Mill buyers in the United States paid slightly more for ferrous scrap in the November buying……
period than the month before, according to pricing survey data from the Raw Material Data Aggregation Service (RMDAS), compiled by Management Science Associates’ (MSA), Pittsburgh.
RMDAS figures for the first 20 days of November found No. 2 shredded scrap (shred with above .17 copper content) selling for an average of $361 per ton, up $19 per ton over the October average. (Click here to view the numbers for the month)
Prompt grades (new production scrap consisting of #1 busheling, #1 bundles and #1 factory bundles) gained just $3 per ton on average, moving to $393 per ton for a $32-per-ton average spread over shredded scrap.
No. 1 heavy melting steel (HMS) scrap, meanwhile, gained nearly $15 per ton in value during the November buying period, according to the RMDAS transaction figures.
Regionally, the biggest discrepancy was in No. 1 HMS pricing, with buyers in the South paying $324 per ton on average, while those in the North Central/East region (the New England states, Delaware, Indiana [minus its northwest corner], Kentucky, Maryland, Michigan, New Jersey, New York, northeastern North Carolina, Ohio, Pennsylvania, the eastern half of Virginia and West Virginia,) paid an average of $15 more per ton in November.
Recyclers who have been contacted point to steady domestic steel mill demand as part of the equation for the higher prices, but restrained supply remains the biggest factor, they say. One ferrous scrap buyer says manufacturers in the automotive and appliance segments are not reporting increased production (or, thus, scrap generation) and demolition activity also remains limited.
Regarding obsolete scrap, “There is a base flow, but the heavy flows don’t happen until that [scale] number hits the point that those sellers are looking for,” says a recycler in the Southeast. Auto salvage company owners and managers, in particular, have been holding onto their hulks until they hear a scale price that they like.

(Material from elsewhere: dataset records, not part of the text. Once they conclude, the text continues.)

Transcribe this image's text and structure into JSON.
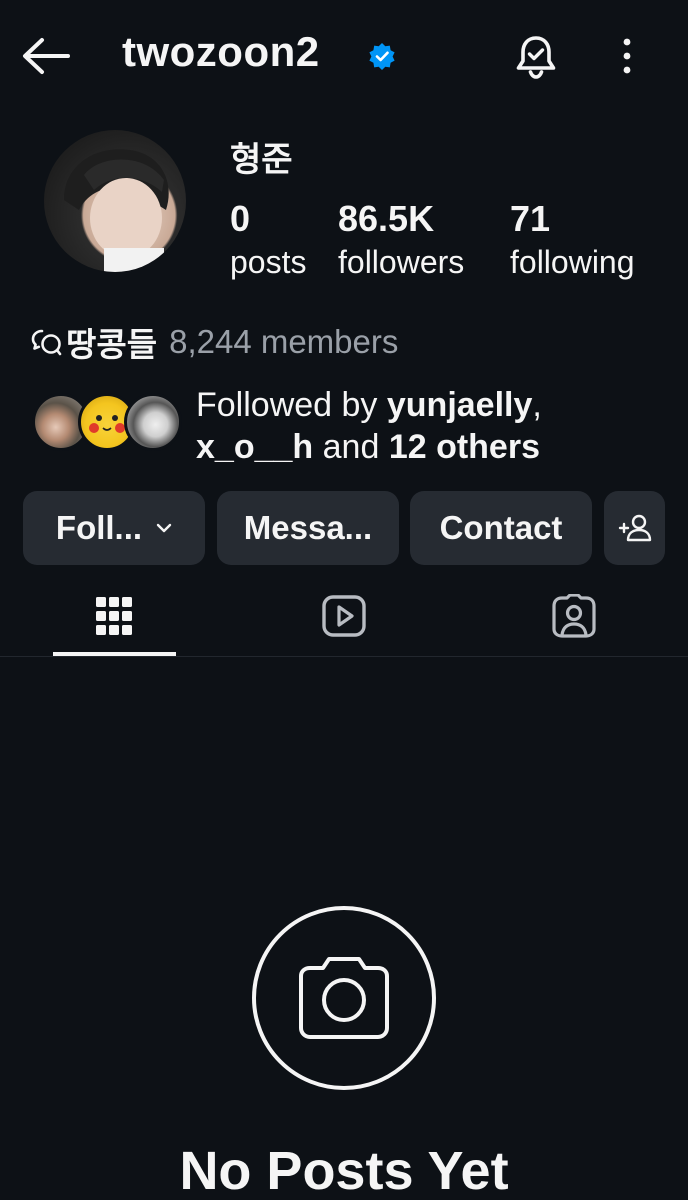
{
  "header": {
    "username": "twozoon2",
    "icons": {
      "back": "arrow-left-icon",
      "verified": "verified-badge-icon",
      "notifications": "bell-icon",
      "more": "more-vertical-icon"
    }
  },
  "profile": {
    "display_name": "형준",
    "stats": [
      {
        "value": "0",
        "label": "posts"
      },
      {
        "value": "86.5K",
        "label": "followers"
      },
      {
        "value": "71",
        "label": "following"
      }
    ]
  },
  "channel": {
    "name": "땅콩들",
    "members": "8,244 members"
  },
  "followed_by": {
    "prefix": "Followed by ",
    "user1": "yunjaelly",
    "comma": ",",
    "user2": "x_o__h",
    "mid": " and ",
    "others": "12 others"
  },
  "actions": {
    "follow_label": "Foll...",
    "message_label": "Messa...",
    "contact_label": "Contact"
  },
  "tabs": [
    {
      "name": "posts",
      "icon": "grid-icon",
      "active": true
    },
    {
      "name": "reels",
      "icon": "reels-icon",
      "active": false
    },
    {
      "name": "tagged",
      "icon": "tagged-icon",
      "active": false
    }
  ],
  "empty_state": {
    "icon": "camera-icon",
    "title": "No Posts Yet"
  },
  "colors": {
    "background": "#0d1116",
    "button": "#262b32",
    "verified": "#0095f6",
    "muted": "#9aa0a8"
  }
}
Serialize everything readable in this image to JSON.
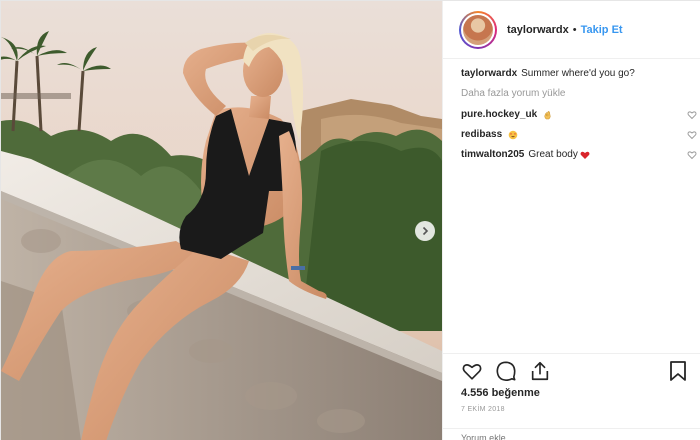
{
  "header": {
    "username": "taylorwardx",
    "separator": "•",
    "follow_label": "Takip Et"
  },
  "caption": {
    "username": "taylorwardx",
    "text": "Summer where'd you go?"
  },
  "load_more_label": "Daha fazla yorum yükle",
  "comments": [
    {
      "username": "pure.hockey_uk",
      "text": "",
      "emoji": "ok-hand-icon"
    },
    {
      "username": "redibass",
      "text": "",
      "emoji": "heart-eyes-icon"
    },
    {
      "username": "timwalton205",
      "text": "Great body",
      "emoji": "red-heart-icon"
    }
  ],
  "likes_label": "4.556 beğenme",
  "date_label": "7 EKİM 2018",
  "add_comment_placeholder": "Yorum ekle...",
  "colors": {
    "accent": "#3897f0",
    "text": "#262626",
    "muted": "#999999"
  }
}
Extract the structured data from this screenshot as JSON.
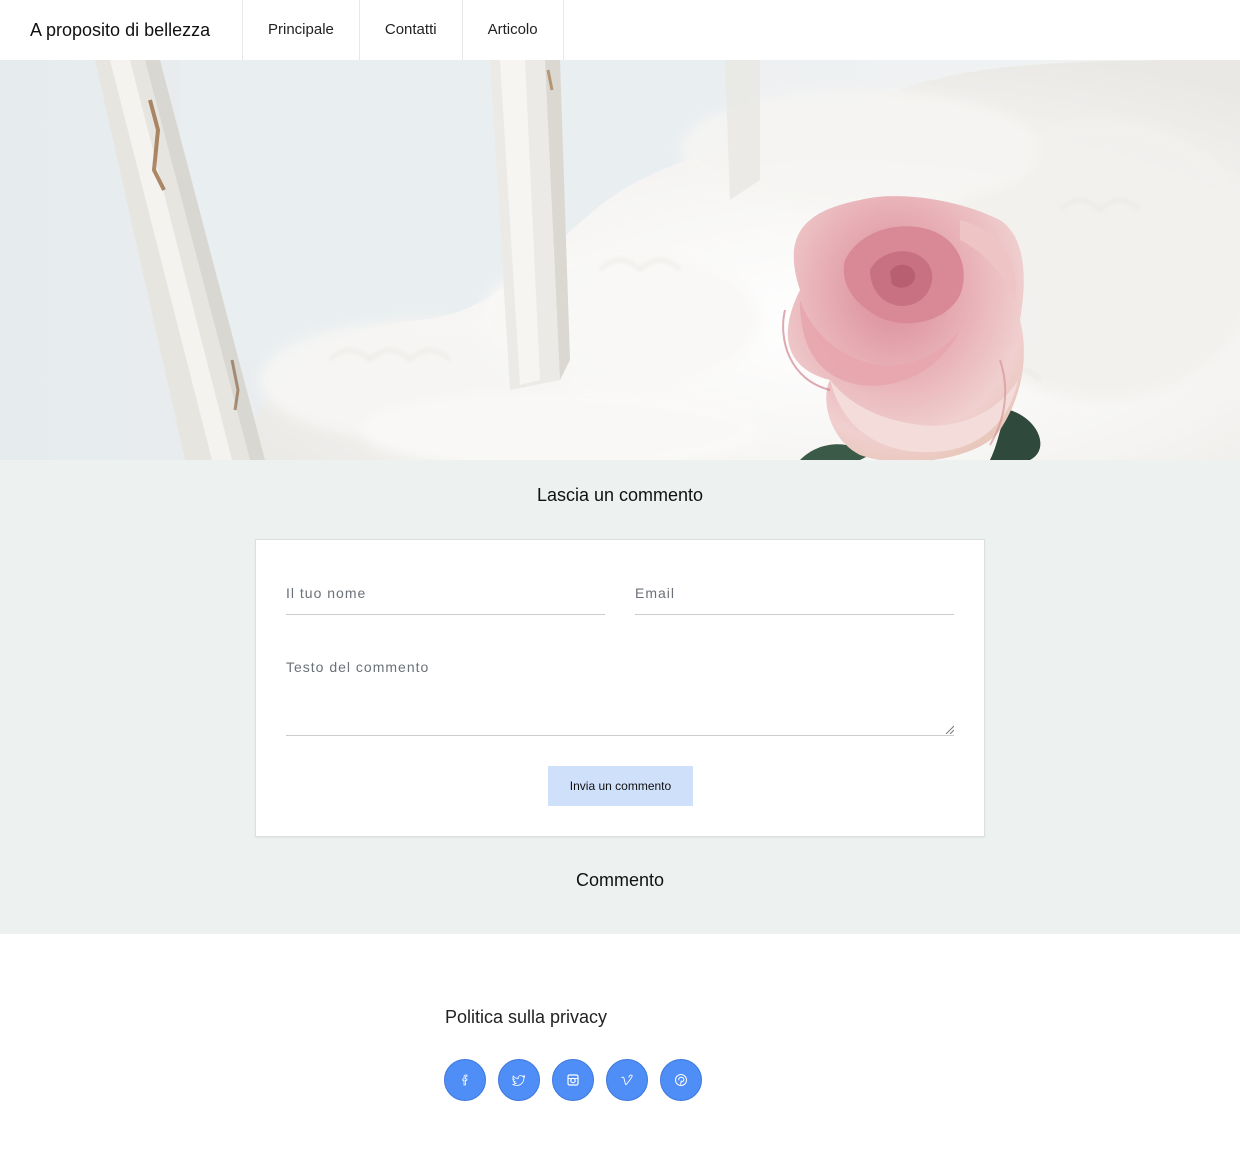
{
  "header": {
    "brand": "A proposito di bellezza",
    "nav": [
      {
        "label": "Principale"
      },
      {
        "label": "Contatti"
      },
      {
        "label": "Articolo"
      }
    ]
  },
  "comment_form": {
    "title": "Lascia un commento",
    "name_placeholder": "Il tuo nome",
    "email_placeholder": "Email",
    "text_placeholder": "Testo del commento",
    "submit_label": "Invia un commento"
  },
  "comments": {
    "title": "Commento"
  },
  "footer": {
    "privacy_label": "Politica sulla privacy",
    "socials": [
      "facebook-icon",
      "twitter-icon",
      "instagram-icon",
      "vimeo-icon",
      "pinterest-icon"
    ]
  },
  "colors": {
    "social_bg": "#4f8ef7",
    "section_bg": "#edf2f1",
    "button_bg": "#cfe0fb"
  }
}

Looking toward the next buying period, the same Southeast recycler says supply restraints are pointing toward another slight rise in December prices, leading into the first quarter of the year—a time of year that traditionally brings further pricing strength.
Export buyers continue to play a role in the United States market, a factor that is unlikely to change as long as Asia’s steelmakers in particular remain productive.
According to the World Steel Association (Worldsteel), Brussels, steelmakers in October of 2010 churned out 118 million metric tons of steel. The figure marks a resurgence from the 111.7 million metric tons produced by the 66 nations reporting to Worldsteel in September.
The global steel mill capacity utilization rate bounced back to 75.4 percent in October from a weaker 74.8 percent figure the month before.
Production in the United States in the fall slipped back from its peak in the first half of 2010, but an uptick in production has been occurring in early November. Figures from the American Iron and Steel Institute (AISI) for the week ending Nov. 13 show domestic raw steel production at 1.66 million net tons for a capability utilization rate of 68.7 percent. That weekly production is up 2.9 percent from the previous week (ending Nov. 6, 2010). It also represents a 13.1 percent increase from the same period in 2009.
Adjusted year-to-date, domestic steel production through Nov. 13, 2010 was 77 million tons, at a capability utilization rate of 70.3 percent. That is a 42.2 percent increase from the 54.1 million tons during the same time span of 2009, when the capability utilization rate was 50.5 percent.
The Raw Material Data Aggregation Service (RMDAS) Ferrous Scrap Price Index is based on data gathered from a statistically significant compilation of verified ferrous scrap purchase transactions.